Monday, December 31, 2012

2013 must be year of change for India


We have seen so much anger and anguish, indeed a cry of desperation and helplessness, in India over the last couple of years. Hopefully 2013 will usher in the kind of change all of us are seeking anxiously. 

Change must start at the top, for that is where the gaze of everyone is fixed. It must begin with the politicians, their cronies, the political parties, their leaders and workers, the political class in its entirety. People want to see debate in Parliament, not mayhem, vigilance and dissent, not boycott. It is the example politicians set in Parliament that filters down, and their negative actions only lead to cynicism and hopelessness.

The funding of elections and political parties needs to be addressed urgently. It matters little whether the spending is frugal or exorbitant; what is important is that raising of funds and expenditure should be transparent and legal. The hypocrisy of a limit on expenditure on elections, with all manner of clandestine spending in cash, must end. Dishonesty begins from right there.

Beyond that, the lust for wealth and property has to be resisted. Politicians and their cronies must learn from the simplicity of men like Ratan Tata, Narayana Murthy and Aziz Premji, and businessmen and tycoons need to understand the philanthropic ways of Warren Buffett and Bill Gates. There is a limit to all the material possessions that a person should hanker for. Beyond a point these are useless numbers. Wealth should serve a purpose, one’s own and others’. Blatant hoarding is good for no one, not even for the avaricious collectors of mindless riches. There is a good case for a campaign and awareness about the right places to invest that would help the investors, their families, fellow countrymen and the nation. Collection of a vast inventory of real estate, gems and precious metal is not really in the interest of anyone. There must be a self-imposed limit on them.

One must also make a fervent request to all political parties to ask all their leaders, big and small, to immediately relinquish posts they have held for years and decades in sports bodies. We need medals at the Olympics and international sports meets, not the sight of the same self-serving officials over and over again. It will be good for our self-esteem if we are able to achieve this.  

While much anger has been spewed on politicians, not much has been said about the ways of the bureaucracy, higher and the petty. It is a mistake to generalize, but certainly some bureaucrats see themselves not as public servants but masters in the quintessential imperial way. Drunk with power, complacent in the idea of job security, and unshackled by accountability, their role is often obstructionist and bereft of vision, if not arrogant, and many of them are the window to corruption that citizens are faced with on a day-to-day basis. This arm has to looked at closely if India is to move ahead rapidly.

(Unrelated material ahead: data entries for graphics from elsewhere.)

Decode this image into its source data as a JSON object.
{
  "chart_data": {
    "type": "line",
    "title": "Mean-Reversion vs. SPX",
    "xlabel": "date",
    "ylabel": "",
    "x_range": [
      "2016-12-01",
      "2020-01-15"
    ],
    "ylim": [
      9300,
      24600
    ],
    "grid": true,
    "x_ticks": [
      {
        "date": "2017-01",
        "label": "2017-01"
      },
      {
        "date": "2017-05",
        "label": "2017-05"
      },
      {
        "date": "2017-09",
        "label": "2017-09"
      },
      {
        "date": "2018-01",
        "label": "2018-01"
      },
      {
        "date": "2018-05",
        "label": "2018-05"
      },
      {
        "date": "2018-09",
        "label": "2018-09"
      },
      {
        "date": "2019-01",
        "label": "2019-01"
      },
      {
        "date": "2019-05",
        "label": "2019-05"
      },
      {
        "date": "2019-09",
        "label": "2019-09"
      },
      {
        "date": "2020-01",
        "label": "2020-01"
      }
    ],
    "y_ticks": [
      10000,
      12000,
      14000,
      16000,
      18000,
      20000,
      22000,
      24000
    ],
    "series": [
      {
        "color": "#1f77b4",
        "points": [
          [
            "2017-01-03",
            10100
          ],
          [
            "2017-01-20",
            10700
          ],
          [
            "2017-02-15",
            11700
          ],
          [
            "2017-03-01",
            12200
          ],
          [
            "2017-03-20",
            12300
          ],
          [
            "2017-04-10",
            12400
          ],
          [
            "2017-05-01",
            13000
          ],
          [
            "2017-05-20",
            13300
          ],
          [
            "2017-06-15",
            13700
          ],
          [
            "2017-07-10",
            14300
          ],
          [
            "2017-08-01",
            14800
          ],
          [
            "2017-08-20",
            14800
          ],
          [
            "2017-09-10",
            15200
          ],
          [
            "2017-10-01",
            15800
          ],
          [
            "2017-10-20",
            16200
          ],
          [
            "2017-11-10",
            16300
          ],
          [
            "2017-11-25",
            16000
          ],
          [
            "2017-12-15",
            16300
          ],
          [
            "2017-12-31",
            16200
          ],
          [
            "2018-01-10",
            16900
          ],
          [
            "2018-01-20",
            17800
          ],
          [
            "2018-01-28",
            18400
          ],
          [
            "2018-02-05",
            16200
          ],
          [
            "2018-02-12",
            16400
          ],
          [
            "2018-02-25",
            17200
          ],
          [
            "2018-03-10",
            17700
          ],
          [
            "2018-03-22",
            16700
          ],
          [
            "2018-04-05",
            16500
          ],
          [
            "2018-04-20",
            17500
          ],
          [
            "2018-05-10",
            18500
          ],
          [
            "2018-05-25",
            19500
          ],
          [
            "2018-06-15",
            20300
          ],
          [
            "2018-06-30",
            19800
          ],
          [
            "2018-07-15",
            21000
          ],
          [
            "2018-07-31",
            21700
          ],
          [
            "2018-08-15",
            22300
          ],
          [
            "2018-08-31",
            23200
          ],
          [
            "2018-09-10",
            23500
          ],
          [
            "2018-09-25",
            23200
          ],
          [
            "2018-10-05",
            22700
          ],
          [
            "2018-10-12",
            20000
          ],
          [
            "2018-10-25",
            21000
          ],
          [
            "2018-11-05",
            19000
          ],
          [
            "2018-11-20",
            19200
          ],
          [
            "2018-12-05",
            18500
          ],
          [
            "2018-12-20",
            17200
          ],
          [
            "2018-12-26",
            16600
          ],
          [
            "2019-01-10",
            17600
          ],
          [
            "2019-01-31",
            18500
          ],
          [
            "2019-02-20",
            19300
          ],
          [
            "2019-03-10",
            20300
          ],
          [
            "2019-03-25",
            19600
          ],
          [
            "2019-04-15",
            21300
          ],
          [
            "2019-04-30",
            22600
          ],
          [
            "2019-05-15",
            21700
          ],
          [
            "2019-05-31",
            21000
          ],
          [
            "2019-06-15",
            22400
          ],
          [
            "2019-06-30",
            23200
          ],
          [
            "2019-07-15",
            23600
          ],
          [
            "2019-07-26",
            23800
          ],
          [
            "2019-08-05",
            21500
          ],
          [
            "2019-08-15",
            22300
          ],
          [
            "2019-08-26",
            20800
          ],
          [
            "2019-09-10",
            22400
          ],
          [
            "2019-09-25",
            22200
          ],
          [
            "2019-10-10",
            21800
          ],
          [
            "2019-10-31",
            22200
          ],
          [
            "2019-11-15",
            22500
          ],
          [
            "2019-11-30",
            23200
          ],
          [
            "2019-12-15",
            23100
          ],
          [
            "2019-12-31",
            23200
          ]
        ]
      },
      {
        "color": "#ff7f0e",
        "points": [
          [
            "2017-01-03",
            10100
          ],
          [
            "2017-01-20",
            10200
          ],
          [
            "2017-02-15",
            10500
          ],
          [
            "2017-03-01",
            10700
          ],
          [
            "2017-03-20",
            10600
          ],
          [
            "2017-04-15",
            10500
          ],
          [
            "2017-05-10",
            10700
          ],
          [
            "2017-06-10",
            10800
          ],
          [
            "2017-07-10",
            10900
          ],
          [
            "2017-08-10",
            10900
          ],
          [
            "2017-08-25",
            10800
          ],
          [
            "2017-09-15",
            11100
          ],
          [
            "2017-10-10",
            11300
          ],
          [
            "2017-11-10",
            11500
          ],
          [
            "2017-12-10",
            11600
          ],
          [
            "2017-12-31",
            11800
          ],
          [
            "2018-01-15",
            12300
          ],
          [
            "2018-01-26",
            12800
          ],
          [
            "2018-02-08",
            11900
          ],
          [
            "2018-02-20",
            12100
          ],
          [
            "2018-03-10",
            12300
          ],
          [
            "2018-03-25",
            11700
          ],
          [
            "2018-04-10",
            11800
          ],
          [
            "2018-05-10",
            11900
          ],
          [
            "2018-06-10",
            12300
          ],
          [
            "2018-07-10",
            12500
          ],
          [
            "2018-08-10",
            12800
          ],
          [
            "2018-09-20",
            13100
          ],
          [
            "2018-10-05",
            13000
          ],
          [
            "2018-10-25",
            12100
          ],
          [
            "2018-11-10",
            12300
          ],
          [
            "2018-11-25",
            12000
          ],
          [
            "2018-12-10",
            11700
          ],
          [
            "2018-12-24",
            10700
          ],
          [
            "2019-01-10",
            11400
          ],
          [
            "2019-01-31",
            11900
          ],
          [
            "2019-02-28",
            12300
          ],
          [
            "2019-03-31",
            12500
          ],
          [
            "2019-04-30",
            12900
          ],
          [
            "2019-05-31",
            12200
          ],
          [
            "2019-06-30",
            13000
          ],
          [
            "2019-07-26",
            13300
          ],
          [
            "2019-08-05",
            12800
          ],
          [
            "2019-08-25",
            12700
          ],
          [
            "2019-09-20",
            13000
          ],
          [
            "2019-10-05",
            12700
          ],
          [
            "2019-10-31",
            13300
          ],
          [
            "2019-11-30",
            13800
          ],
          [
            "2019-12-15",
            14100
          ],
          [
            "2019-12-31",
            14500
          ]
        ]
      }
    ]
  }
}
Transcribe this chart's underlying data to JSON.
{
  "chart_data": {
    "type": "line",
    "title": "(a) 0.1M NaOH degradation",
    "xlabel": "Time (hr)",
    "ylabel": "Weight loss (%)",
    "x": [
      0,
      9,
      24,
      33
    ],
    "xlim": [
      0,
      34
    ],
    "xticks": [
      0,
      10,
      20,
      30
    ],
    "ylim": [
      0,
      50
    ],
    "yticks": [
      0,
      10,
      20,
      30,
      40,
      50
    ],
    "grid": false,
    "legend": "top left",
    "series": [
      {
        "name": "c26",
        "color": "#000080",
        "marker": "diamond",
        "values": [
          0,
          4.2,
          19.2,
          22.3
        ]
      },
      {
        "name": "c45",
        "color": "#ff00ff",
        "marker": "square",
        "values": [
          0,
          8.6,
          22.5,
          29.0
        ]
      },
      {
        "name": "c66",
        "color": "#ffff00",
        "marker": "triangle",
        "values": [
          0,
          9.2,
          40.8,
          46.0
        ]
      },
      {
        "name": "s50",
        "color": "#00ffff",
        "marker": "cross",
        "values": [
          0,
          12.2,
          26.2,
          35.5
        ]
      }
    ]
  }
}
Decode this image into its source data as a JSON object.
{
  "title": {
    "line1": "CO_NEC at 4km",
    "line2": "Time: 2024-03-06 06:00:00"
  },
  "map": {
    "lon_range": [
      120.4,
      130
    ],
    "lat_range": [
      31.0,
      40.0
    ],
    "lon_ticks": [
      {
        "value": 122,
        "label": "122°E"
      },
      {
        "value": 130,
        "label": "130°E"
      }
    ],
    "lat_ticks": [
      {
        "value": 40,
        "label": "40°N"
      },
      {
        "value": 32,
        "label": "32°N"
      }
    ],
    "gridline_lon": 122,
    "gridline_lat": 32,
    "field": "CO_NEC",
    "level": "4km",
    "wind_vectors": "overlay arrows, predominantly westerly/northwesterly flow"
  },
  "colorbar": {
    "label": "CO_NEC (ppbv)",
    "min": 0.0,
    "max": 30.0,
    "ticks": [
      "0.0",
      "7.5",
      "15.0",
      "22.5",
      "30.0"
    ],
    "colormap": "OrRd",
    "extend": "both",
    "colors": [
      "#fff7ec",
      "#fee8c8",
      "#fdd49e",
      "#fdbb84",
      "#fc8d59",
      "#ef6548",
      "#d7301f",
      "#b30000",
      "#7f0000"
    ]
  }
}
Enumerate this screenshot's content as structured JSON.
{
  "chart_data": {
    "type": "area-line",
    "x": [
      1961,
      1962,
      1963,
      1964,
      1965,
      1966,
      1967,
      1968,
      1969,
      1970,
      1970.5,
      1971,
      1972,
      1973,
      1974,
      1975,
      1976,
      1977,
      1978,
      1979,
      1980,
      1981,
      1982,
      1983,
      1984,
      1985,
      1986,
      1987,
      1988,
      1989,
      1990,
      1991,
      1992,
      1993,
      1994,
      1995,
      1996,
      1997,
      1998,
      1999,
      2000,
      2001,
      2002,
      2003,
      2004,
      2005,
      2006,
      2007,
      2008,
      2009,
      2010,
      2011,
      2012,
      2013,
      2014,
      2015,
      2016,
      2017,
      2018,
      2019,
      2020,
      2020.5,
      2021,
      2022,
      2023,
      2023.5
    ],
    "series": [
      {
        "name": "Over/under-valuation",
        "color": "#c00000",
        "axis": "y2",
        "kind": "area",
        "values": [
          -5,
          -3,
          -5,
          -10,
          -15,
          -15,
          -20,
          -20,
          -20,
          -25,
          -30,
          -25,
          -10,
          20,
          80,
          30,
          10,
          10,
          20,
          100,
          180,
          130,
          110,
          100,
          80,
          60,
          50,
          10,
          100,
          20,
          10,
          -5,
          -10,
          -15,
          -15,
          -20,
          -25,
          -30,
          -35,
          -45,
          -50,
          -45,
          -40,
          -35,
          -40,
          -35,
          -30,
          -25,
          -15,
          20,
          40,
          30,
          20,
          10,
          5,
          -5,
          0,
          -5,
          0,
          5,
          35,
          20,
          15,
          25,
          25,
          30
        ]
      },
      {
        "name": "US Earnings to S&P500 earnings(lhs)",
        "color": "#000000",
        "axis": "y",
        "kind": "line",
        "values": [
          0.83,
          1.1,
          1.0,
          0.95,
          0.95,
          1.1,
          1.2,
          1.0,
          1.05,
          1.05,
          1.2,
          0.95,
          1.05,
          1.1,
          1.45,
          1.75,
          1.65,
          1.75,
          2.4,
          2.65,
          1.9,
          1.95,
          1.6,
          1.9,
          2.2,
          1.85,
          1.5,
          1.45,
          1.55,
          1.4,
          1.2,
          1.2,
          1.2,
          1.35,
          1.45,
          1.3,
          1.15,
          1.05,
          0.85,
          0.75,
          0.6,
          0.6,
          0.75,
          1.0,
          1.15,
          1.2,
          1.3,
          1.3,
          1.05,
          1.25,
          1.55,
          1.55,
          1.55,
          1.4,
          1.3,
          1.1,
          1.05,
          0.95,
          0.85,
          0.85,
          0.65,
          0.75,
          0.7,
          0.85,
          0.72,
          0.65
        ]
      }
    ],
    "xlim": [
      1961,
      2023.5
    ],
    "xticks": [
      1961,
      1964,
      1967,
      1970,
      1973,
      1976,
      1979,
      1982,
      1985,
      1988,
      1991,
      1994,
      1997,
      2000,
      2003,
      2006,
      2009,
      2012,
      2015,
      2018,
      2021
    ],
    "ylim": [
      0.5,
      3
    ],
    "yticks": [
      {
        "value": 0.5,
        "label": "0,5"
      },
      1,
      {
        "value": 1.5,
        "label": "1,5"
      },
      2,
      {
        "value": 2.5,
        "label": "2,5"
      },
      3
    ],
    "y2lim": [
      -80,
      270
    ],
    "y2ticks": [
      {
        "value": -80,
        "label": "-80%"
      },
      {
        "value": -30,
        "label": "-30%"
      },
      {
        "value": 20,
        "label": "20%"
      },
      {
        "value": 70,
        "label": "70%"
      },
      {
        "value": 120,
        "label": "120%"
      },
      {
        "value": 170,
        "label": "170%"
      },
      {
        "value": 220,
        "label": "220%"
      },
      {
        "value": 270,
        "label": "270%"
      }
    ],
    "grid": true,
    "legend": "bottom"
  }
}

The role of the judiciary is crucial. The wheels of justice are painfully slow and get so expensive as one moves up the hierarchy that they spiral out of reach of the average citizen. Those who thrive under the system are the rich and the powerful. Criminals are smug in the belief that they can work around the system, whatever their misdemeanours. Often judgements are not clear, leading to further litigation. It has been observed that a very high percentage of pending cases involve governments and their agencies. The bureaucracy often passes orders that leave citizens unsatisfied, if not with a feeling of having been cheated, and it is cause for more litigation. If government orders are challenged there should be a mechanism within the government itself to see whether actual injustice has been done to the citizen, and to take remedial measures before prolonged legal battles take place. The bureaucracy has to be held accountable if its actions are seen as being unjust towards the citizen.

Much focus has been on the police in recent times. This is an overworked force not rewarded adequately, used and abused by the political class, and caught in the crossfire between the rulers and the ruled. It is not a day too soon to carry out police reforms. The police must be given its due place, well remunerated with drastic improvement in their working conditions. The practice of politicians using the police as conduits for collecting bribes must be stopped immediately. The police force must get back its pride and dignity, it must be a friend of law-abiding citizens and the nemesis of criminals. The harassment of the honest citizen has to stop and the criminal must be instilled with fear of the law.

Finally, we come to the media. It has played a very crucial role in drawing focus on serious issues but it needs to have a sense of perspective, exercise moderation where it is due, relentlessly follow up matters of national importance instead of merely being obsessed by TRP and indulging in sensationalism only for purposes of circulation. We need more of positive stories, less of negative news, fruitful debate and interaction, viewpoints of the experts, education, clean family entertainment, focus on achievements, instead of just doom, gloom, crime, corruption, violence, failure all the time. It’s a sense of perspective and proportion, remember, and the media must play a positive lead role when most of the other institutions have failed us badly.

Let us look forward to a new, bold, confident, positive, just India in 2013. A Very Happy New Year to all from a proud Indian.